Among Carroll County community members, July saw triple the new COVID-19 cases seen in June

With 23 new COVID-19 cases among Carroll County community members reported Friday, the county nearly tied the weekly record set last week, with one more day left in the week, and ended July with triple the amount of cases reported in June.

Those new cases announced by the Carroll County Health Department are all from the community outside of what the county defines as congregate living facilities, which include nursing homes and correctional facilities. This week there have been 95 new cases among community members, second only to last week, when the weekly record was set with 96 community cases.


A total of 21 cases originating from congregate living facilities were announced in July, compared to an even 300 among county residents outside of those facilities. By comparison, 93 cases were announced among community members in June.

Carroll has now seen 1,449 cases of COVID-19, the disease caused by the novel coronavirus. Of those, 785 have come from the community and 664 have come from county residents who work or live in congregate living facilities.


Speaking at the Carroll County Board of Education meeting Wednesday night, county Health Officer Ed Singer said he is “very concerned” with the direction in which Carroll cases are trending.

“A couple weeks ago when you guys were talking about a hybrid model I was feeling pretty comfortable with things,” he said, referring to a plan that would have had students in school for two days per week. “[Now] I’m more concerned.”

The Carroll County Health Department also announced on Friday five cases that originated from a nursing facility, as well as two deaths.

Residents of that facility, Birch Manor Healthcare Center in Sykesville, accounted for four of those cases and both deaths, though a health department spokesperson said all of them occurred about a month ago but were not confirmed until Friday. The fifth case was that of a staffer who lives in Carroll; because that one was recent, the health department again considers the facility to have an active outbreak.

Birch Manor has now had a total of 68 residents and six staffers (five who live in Carroll) contract the virus, and 21 residents have died.

Congregate living facilities still account for the majority of Carroll’s coronavirus-related deaths — 126 of 140 — but they have been the source of few new cases, unlike in the first months of the pandemic.

As of July 29, 77% of the congregate living facility residents who have tested positive for the virus are white, 21% are Black and 2% are classified as “Other.” Those figures have swung further out of balance since they were first posted online June 23, when 84% were white and 14% were Black. A health department spokesperson said the department is unsure about any reasons for the shift.

The rate of infection for Black residents of those facilities in Carroll is more than five times the U.S. Census’ countywide percentage of black residents in the county: 3.8%. The share of county residents who are white is 91.9%.


Among members of the wider community outside congregate living facilities, where ethnicity is known, 15% are Hispanic. Where race is known, 87% of those testing positive have been white, 7% have been Black and 6% considered “Other.”

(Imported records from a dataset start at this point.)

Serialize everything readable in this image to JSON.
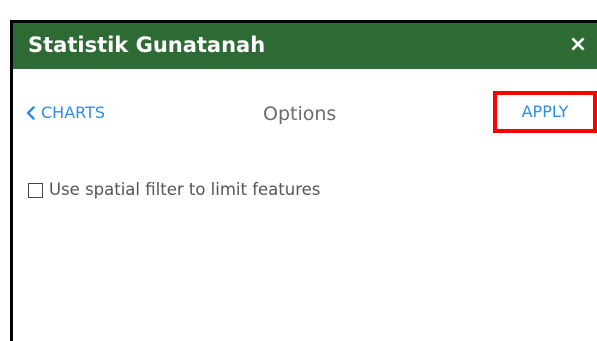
{
  "panel": {
    "title": "Statistik Gunatanah",
    "close_glyph": "×",
    "close_icon": "close-icon"
  },
  "toolbar": {
    "back_label": "CHARTS",
    "back_icon": "chevron-left-icon",
    "title": "Options",
    "apply_label": "APPLY"
  },
  "options": {
    "spatial_filter": {
      "label": "Use spatial filter to limit features",
      "checked": false
    }
  },
  "colors": {
    "header_bg": "#2e6b34",
    "link": "#2f8de4",
    "highlight": "#ff0000"
  }
}
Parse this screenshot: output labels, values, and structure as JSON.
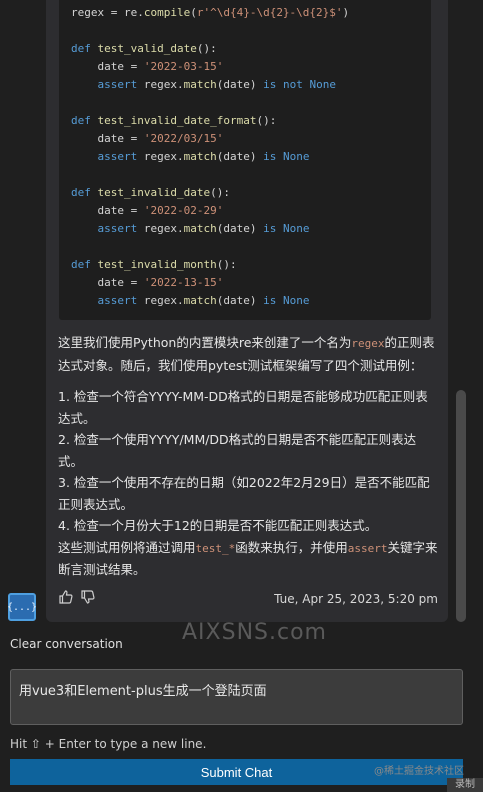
{
  "code": {
    "lines": [
      [
        [
          "plain",
          "regex = re."
        ],
        [
          "fn",
          "compile"
        ],
        [
          "plain",
          "("
        ],
        [
          "str",
          "r'^\\d{4}-\\d{2}-\\d{2}$'"
        ],
        [
          "plain",
          ")"
        ]
      ],
      [],
      [
        [
          "kw",
          "def "
        ],
        [
          "fn",
          "test_valid_date"
        ],
        [
          "plain",
          "():"
        ]
      ],
      [
        [
          "plain",
          "    date = "
        ],
        [
          "str",
          "'2022-03-15'"
        ]
      ],
      [
        [
          "kw",
          "    assert "
        ],
        [
          "plain",
          "regex."
        ],
        [
          "fn",
          "match"
        ],
        [
          "plain",
          "(date) "
        ],
        [
          "kw",
          "is not None"
        ]
      ],
      [],
      [
        [
          "kw",
          "def "
        ],
        [
          "fn",
          "test_invalid_date_format"
        ],
        [
          "plain",
          "():"
        ]
      ],
      [
        [
          "plain",
          "    date = "
        ],
        [
          "str",
          "'2022/03/15'"
        ]
      ],
      [
        [
          "kw",
          "    assert "
        ],
        [
          "plain",
          "regex."
        ],
        [
          "fn",
          "match"
        ],
        [
          "plain",
          "(date) "
        ],
        [
          "kw",
          "is None"
        ]
      ],
      [],
      [
        [
          "kw",
          "def "
        ],
        [
          "fn",
          "test_invalid_date"
        ],
        [
          "plain",
          "():"
        ]
      ],
      [
        [
          "plain",
          "    date = "
        ],
        [
          "str",
          "'2022-02-29'"
        ]
      ],
      [
        [
          "kw",
          "    assert "
        ],
        [
          "plain",
          "regex."
        ],
        [
          "fn",
          "match"
        ],
        [
          "plain",
          "(date) "
        ],
        [
          "kw",
          "is None"
        ]
      ],
      [],
      [
        [
          "kw",
          "def "
        ],
        [
          "fn",
          "test_invalid_month"
        ],
        [
          "plain",
          "():"
        ]
      ],
      [
        [
          "plain",
          "    date = "
        ],
        [
          "str",
          "'2022-13-15'"
        ]
      ],
      [
        [
          "kw",
          "    assert "
        ],
        [
          "plain",
          "regex."
        ],
        [
          "fn",
          "match"
        ],
        [
          "plain",
          "(date) "
        ],
        [
          "kw",
          "is None"
        ]
      ]
    ]
  },
  "answer": {
    "intro_a": "这里我们使用Python的内置模块re来创建了一个名为",
    "intro_code": "regex",
    "intro_b": "的正则表达式对象。随后，我们使用pytest测试框架编写了四个测试用例：",
    "items": [
      "1. 检查一个符合YYYY-MM-DD格式的日期是否能够成功匹配正则表达式。",
      "2. 检查一个使用YYYY/MM/DD格式的日期是否不能匹配正则表达式。",
      "3. 检查一个使用不存在的日期（如2022年2月29日）是否不能匹配正则表达式。",
      "4. 检查一个月份大于12的日期是否不能匹配正则表达式。"
    ],
    "outro_a": "这些测试用例将通过调用",
    "outro_code1": "test_*",
    "outro_b": "函数来执行，并使用",
    "outro_code2": "assert",
    "outro_c": "关键字来断言测试结果。"
  },
  "message": {
    "timestamp": "Tue, Apr 25, 2023, 5:20 pm",
    "avatar_glyph": "{...}"
  },
  "watermark": "AIXSNS.com",
  "controls": {
    "clear_label": "Clear conversation",
    "input_value": "用vue3和Element-plus生成一个登陆页面",
    "hint": "Hit ⇧ + Enter to type a new line.",
    "submit_label": "Submit Chat",
    "juejin": "@稀土掘金技术社区",
    "record": "录制"
  },
  "colors": {
    "keyword": "#569cd6",
    "string": "#ce9178",
    "function": "#dcdcaa",
    "submit": "#0e639c"
  }
}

Carroll County’s positivity rate, or the rate at which tests of county residents return positive, declined slightly 3.53% through July 30. That’s the highest since July 8, when it was 3.71%.

The rate is reported as a seven-day rolling average based on data from the Maryland Department of Health. The statewide rate is 4.54%. As a reference, the World Health Organization recommends that there be a positivity rate below 5% for two weeks before governments take steps to reopen.

The number of residents who have recovered from the disease rose by 15 Friday, to 590, and the number of hospitalizations for the disease rose by two, to 98.

Of the 785 community members to test positive in Carroll, 16 are younger than 10 years old; 74 are in the 10-19 range; 155 are 20-29 years old; 109 are 30-39; 122 are 40-49; 172 are 50-59; 90 are 60-69; 27 are 70-79; and 19 are 80-89. The first case among someone 90-99 years old was announced Friday.

Women have accounted for 390 of the positive tests, and men 395.


According to health department data, Westminster has the most cases in Carroll, with 483 across two ZIP codes, followed by Sykesville/Eldersburg with 400, Mount Airy with 197, Manchester with 99, Hampstead with 61, Finksburg with 59, Taneytown with 53, Keymar with 28, New Windsor with 27, Woodbine with 15, Marriottsville with 13 and Union Bridge with 12. Data is suppressed in ZIP codes with seven cases or fewer.

The county’s COVID-19 testing site has temporarily relocated from the Carroll County Agriculture Center to Friendship Valley Elementary School.

Testing will also be done at the school, at 1100 Gist Road in Westminster, on Aug. 4 and 6, but not on Sundays, a day that has been supported at the Ag Center. Summer hours at the testing site are 9 a.m. to noon. The testing site is planned to return to the Ag Center on Aug. 11.

In order to get an appointment for a test, the health department notes, residents may schedule a test through their health care provider or complete a testing form online at

Anyone who thinks they or a family member might be showing coronavirus symptoms can call that hotline between 8 a.m. and 5 p.m. Monday through Friday at 410-876-4848, or contact their doctor. After hours, callers may leave a message or call 211. People with emergencies should continue to call 911.